Series: Ramayana: The Game of Life #2
Date Published: February 4, 2015
Source: Review copy provided by Blogadda
Shattered Dreams is the sequel to the national bestseller, Rise of the Sun Prince, in the new spiritual and motivational series Ramayana – The Game of Life. Twelve joyful years have passed in Ayodhya since the wedding of Rama and Sita at the end of Book 1.
Now, in Shattered Dreams, Shubha Vilas narrates the riveting drama of Rama’s exile. Through tales of Rama’s unwavering and enigmatic persona, the book teaches us how to handle reversals positively; through Bharata’s actions, it teaches us to handle temptation; and through Sita’s courage, to explore beyond our comfort zone. This complicated family drama provides deep insights on how human relationships work and how they fail.
With Valmiki’s Ramayana as its guiding light, Shattered Dreams deftly entwines poetic beauty from the Kamba Ramayana and Ramacharitramanas, as well as folk philosophy from the Loka Pramana tales, to demonstrate how the ancient epic holds immediate relevance to modern life. Experience the ancient saga of the Ramayana like never before.

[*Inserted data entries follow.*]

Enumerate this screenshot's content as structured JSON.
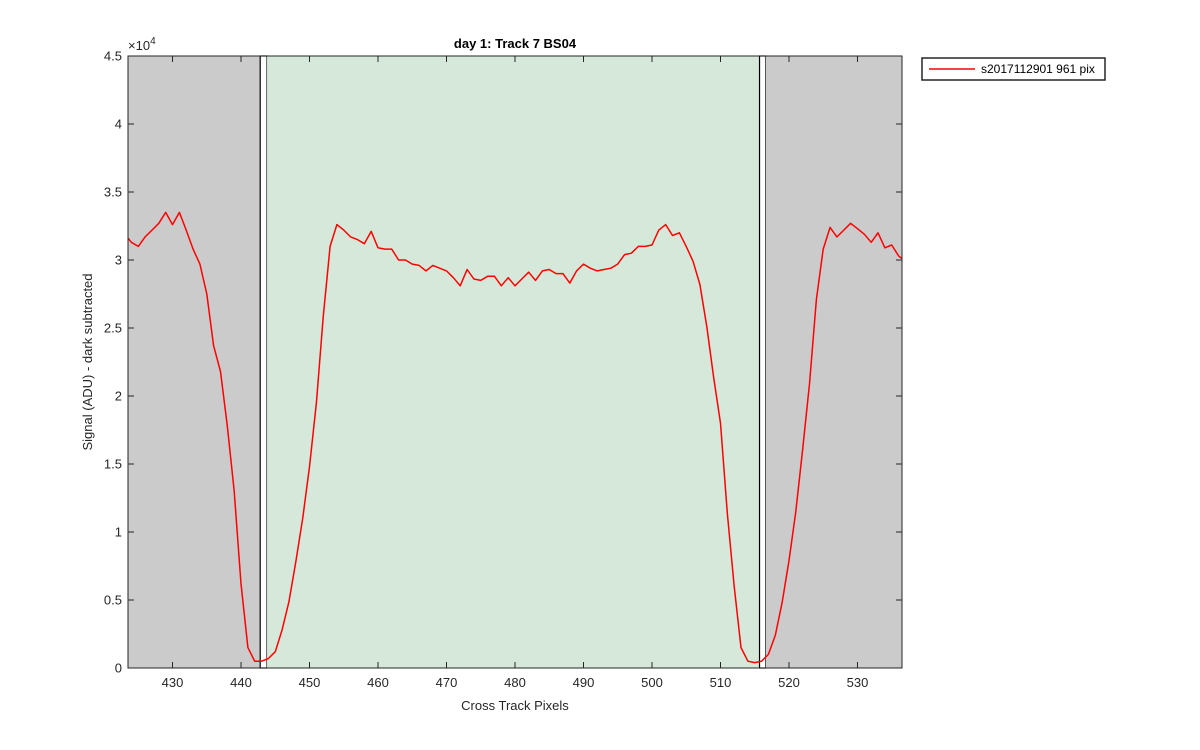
{
  "chart_data": {
    "type": "line",
    "title": "day 1: Track 7  BS04",
    "xlabel": "Cross Track Pixels",
    "ylabel": "Signal (ADU) - dark subtracted",
    "exponent_label": "×10",
    "exponent_power": "4",
    "xlim": [
      423.5,
      536.5
    ],
    "ylim": [
      0,
      45000
    ],
    "xticks": [
      430,
      440,
      450,
      460,
      470,
      480,
      490,
      500,
      510,
      520,
      530
    ],
    "yticks": [
      0,
      5000,
      10000,
      15000,
      20000,
      25000,
      30000,
      35000,
      40000,
      45000
    ],
    "ytick_labels": [
      "0",
      "0.5",
      "1",
      "1.5",
      "2",
      "2.5",
      "3",
      "3.5",
      "4",
      "4.5"
    ],
    "grid": false,
    "legend_position": "outside-top-right",
    "regions": [
      {
        "kind": "excluded",
        "x0": 423.5,
        "x1": 442.8,
        "color": "#cbcbcb"
      },
      {
        "kind": "boundary",
        "x0": 442.8,
        "x1": 443.8,
        "color": "#ffffff"
      },
      {
        "kind": "included",
        "x0": 443.8,
        "x1": 515.7,
        "color": "#d5e8d9"
      },
      {
        "kind": "boundary",
        "x0": 515.7,
        "x1": 516.6,
        "color": "#ffffff"
      },
      {
        "kind": "excluded",
        "x0": 516.6,
        "x1": 536.5,
        "color": "#cbcbcb"
      }
    ],
    "series": [
      {
        "name": "s2017112901 961 pix",
        "color": "#ff0000",
        "x": [
          423.5,
          424,
          425,
          426,
          427,
          428,
          429,
          430,
          431,
          432,
          433,
          434,
          435,
          436,
          437,
          438,
          439,
          440,
          441,
          442,
          443,
          444,
          445,
          446,
          447,
          448,
          449,
          450,
          451,
          452,
          453,
          454,
          455,
          456,
          457,
          458,
          459,
          460,
          461,
          462,
          463,
          464,
          465,
          466,
          467,
          468,
          469,
          470,
          471,
          472,
          473,
          474,
          475,
          476,
          477,
          478,
          479,
          480,
          481,
          482,
          483,
          484,
          485,
          486,
          487,
          488,
          489,
          490,
          491,
          492,
          493,
          494,
          495,
          496,
          497,
          498,
          499,
          500,
          501,
          502,
          503,
          504,
          505,
          506,
          507,
          508,
          509,
          510,
          511,
          512,
          513,
          514,
          515,
          516,
          517,
          518,
          519,
          520,
          521,
          522,
          523,
          524,
          525,
          526,
          527,
          528,
          529,
          530,
          531,
          532,
          533,
          534,
          535,
          536,
          536.5
        ],
        "y": [
          31600,
          31300,
          31000,
          31700,
          32200,
          32700,
          33500,
          32600,
          33500,
          32200,
          30800,
          29700,
          27500,
          23700,
          21800,
          17800,
          13000,
          6200,
          1500,
          500,
          500,
          700,
          1200,
          2800,
          4900,
          7800,
          11000,
          14800,
          19500,
          25800,
          31000,
          32600,
          32200,
          31700,
          31500,
          31200,
          32100,
          30900,
          30800,
          30800,
          30000,
          30000,
          29700,
          29600,
          29200,
          29600,
          29400,
          29200,
          28700,
          28100,
          29300,
          28600,
          28500,
          28800,
          28800,
          28100,
          28700,
          28100,
          28600,
          29100,
          28500,
          29200,
          29300,
          29000,
          29000,
          28300,
          29200,
          29700,
          29400,
          29200,
          29300,
          29400,
          29700,
          30400,
          30500,
          31000,
          31000,
          31100,
          32200,
          32600,
          31800,
          32000,
          31000,
          29900,
          28200,
          25100,
          21400,
          18000,
          11400,
          6000,
          1500,
          500,
          400,
          500,
          1000,
          2400,
          4800,
          7900,
          11500,
          16100,
          20900,
          27100,
          30800,
          32400,
          31700,
          32200,
          32700,
          32300,
          31900,
          31300,
          32000,
          30900,
          31100,
          30300,
          30100
        ]
      }
    ]
  }
}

My View: Frankly, I was a bit hesitant before giving this book a nod. I only get along with the writing of very few Indian authors so I am skeptical when trying a new one. A few pages into the book and all my doubts were put to rest. Shubha’s writing didn’t put me off. He has a rich vocabulary and the writing makes for a smooth, easy read. It was natural and didn’t grab my attention enough to distract me from the concept of the book.
I had not read the first book but being well versed with the general theme of Ramayana, I didn’t think I would feel any disconnect and I was right about that. I believe that will be for most of the readers who have a cursory knowledge of Ramayana.
What I liked about the book was that the instances are well-detailed. Some of those I was not aware of so that added to the dimensions. I especially liked the lessons that one can take from different episodes that are put up in little boxes. It also makes them easier to get back to. The author’s analysis in those instances comes handy. These lessons are applicable from a household situation to even a managerial one.
Also, if one is interested in learning the meaning of certain Hindi or Sanskrit words, they have been taken straight from the epic and then their translation is given. It makes it easier for someone who wants to go back and read the original text someday. You can start building up your dictionary right away.
What I had trouble with was that even though the footnotes had to be there to add perspective, sometimes it was cumbersome to go back and forth and also took the attention away from the smooth flowing story line. Another of my pet peeve are certain typos. And some analogies drawn seemed too general or too abstract to draw my interest. Also, certain expressions like ‘Sita giggling mindlessly’ doesn’t gel well with my conception of Sita so I had trouble imagining and believing it.
Overall, the book makes for an easy, interesting read for people who have or haven’t read Ramayana in the past. The author has worked hard to glean lessons from this epic. The lessons are of benefit to everyone from an average Joe to a marketing consultant. The book flows smoothly and makes you want to go on reading. The author’s in-depth research and analysis makes this an unabridged version. In fact, certain of the historical events or meanings of certain words were new to me and lent the story a refreshing new perspective.
Sorting down this epic into volumes makes it seem less daunting a task to read it all. The way the author has broken it down into parts and further chapters makes the reading effortless and enjoyable. The book is recommended for all those who have an interest in history-based books, epics or those who seek to learn lessons from age-old stories and apply them in the new age world.
(All opinions expressed are my own and in no way influenced.)